Bacteria cell viability was determined while using the BacTitre-Glo^TM Microbial Cell Viability Assay (Promega, Fitchburg, WI, USA), as per the manufacturer’s protocol. Briefly, infected media was removed from HBE epithelial cells and incubated with an equivalent amount of equilibrated BacTitre-Glo^TM reagent (1:1 ratio) for five minutes in a Greinier opaque luminescence 96-well plate (Sigma-Aldrich, St. Louis, MO, USA). Luminescence was read on a SpectraMax i3X Multi-Mode Assay Microplate reader (Molecular Devices, San Jose, CA, USA).
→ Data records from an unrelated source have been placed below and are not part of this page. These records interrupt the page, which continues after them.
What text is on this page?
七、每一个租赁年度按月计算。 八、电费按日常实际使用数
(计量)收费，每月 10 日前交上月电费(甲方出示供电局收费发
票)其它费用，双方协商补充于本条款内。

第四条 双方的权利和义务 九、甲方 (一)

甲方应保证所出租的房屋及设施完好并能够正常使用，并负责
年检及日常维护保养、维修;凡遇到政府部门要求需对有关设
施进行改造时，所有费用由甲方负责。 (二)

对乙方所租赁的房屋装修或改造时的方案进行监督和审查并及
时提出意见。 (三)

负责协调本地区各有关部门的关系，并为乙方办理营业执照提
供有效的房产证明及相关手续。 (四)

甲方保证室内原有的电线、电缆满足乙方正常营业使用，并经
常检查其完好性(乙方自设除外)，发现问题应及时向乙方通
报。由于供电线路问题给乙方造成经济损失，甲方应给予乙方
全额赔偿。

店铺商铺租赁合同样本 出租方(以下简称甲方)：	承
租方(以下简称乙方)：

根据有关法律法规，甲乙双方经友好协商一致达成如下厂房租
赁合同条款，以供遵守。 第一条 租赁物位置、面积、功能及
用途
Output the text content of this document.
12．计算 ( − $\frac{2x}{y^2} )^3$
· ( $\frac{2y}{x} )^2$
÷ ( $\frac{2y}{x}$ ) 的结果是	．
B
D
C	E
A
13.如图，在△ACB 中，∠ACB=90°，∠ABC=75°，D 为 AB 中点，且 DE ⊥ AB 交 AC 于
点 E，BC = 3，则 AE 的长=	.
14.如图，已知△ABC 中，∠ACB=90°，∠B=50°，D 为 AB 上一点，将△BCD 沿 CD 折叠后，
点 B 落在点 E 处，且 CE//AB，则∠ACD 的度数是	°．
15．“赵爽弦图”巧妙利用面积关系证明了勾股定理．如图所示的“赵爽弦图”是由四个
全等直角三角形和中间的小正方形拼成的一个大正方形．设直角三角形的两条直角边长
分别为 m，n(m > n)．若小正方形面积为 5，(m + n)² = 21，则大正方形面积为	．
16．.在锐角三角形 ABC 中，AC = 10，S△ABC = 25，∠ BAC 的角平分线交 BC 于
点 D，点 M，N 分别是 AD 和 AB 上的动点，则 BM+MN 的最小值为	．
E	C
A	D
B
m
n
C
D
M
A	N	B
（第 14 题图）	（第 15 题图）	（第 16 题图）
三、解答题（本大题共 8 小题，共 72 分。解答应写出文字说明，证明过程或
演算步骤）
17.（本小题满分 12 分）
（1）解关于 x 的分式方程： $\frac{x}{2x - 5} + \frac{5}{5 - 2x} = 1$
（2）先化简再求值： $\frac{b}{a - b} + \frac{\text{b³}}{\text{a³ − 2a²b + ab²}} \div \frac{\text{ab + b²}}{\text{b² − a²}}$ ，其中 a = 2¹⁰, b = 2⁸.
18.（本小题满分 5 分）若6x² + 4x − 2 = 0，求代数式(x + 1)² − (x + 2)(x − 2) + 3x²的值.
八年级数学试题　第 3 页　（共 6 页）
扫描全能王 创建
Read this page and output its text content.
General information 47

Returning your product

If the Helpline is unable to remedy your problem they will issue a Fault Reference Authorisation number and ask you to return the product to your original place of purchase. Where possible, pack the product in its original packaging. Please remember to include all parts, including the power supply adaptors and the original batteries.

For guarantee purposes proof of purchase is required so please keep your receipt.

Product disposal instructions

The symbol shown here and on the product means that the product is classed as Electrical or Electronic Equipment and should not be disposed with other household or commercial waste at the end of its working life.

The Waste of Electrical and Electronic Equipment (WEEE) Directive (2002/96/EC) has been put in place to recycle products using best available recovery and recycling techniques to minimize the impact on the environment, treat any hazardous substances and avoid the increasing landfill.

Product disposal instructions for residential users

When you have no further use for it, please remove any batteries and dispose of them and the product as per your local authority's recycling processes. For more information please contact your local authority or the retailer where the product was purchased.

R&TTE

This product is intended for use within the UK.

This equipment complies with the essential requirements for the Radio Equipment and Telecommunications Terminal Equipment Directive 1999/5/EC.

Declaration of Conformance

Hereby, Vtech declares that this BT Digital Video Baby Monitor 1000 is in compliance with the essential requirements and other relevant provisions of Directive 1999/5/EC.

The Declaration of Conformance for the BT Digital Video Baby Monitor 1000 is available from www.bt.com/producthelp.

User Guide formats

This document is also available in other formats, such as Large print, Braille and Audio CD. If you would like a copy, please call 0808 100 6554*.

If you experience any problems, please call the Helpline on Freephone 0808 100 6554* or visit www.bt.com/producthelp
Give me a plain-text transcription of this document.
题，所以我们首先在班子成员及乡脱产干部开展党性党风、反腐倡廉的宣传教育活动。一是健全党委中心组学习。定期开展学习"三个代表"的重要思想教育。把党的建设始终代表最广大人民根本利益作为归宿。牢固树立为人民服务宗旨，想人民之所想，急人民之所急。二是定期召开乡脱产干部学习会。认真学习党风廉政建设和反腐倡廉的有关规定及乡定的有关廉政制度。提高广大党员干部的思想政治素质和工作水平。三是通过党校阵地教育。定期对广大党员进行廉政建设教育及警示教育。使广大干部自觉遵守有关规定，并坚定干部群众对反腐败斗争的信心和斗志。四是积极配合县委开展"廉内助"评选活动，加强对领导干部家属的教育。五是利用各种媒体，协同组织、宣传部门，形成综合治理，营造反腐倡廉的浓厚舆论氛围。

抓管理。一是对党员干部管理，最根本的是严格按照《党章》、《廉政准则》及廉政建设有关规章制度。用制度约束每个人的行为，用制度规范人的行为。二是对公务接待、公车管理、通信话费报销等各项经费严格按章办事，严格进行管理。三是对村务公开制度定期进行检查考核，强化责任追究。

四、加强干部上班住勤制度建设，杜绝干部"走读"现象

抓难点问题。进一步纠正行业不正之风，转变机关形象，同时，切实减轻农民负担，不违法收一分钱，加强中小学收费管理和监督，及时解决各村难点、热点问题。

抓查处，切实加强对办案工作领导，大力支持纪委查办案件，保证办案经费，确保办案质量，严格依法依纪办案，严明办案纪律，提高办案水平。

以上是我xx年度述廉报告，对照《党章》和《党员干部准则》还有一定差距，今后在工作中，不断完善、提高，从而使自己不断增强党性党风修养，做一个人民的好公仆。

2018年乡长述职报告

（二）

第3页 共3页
Raw luminescence units (RLU) of non-infected HBE epithelial cells were used to subtract background from infected wells. The background-subtracted luminescence values were normalized to infected HBE epithelial cells incubated with media alone (no peptide or antibiotics) to give normalized bacterial growth (%). Significance was calculated while using one-way ANOVA comparing the mean of infected HBE epithelial cells incubated with media alone to cells incubated with peptide. The incubation with water or media alone was used as a positive control for bacterial growth. Incubation with tobramycin (10 µg/mL) was used as a negative control for bacterial growth. The confirmation of infected and non-infection wells was verified via the microbial viability assay, as well as through streaking on TSB agar plates and incubation for 16 h at 37 °C.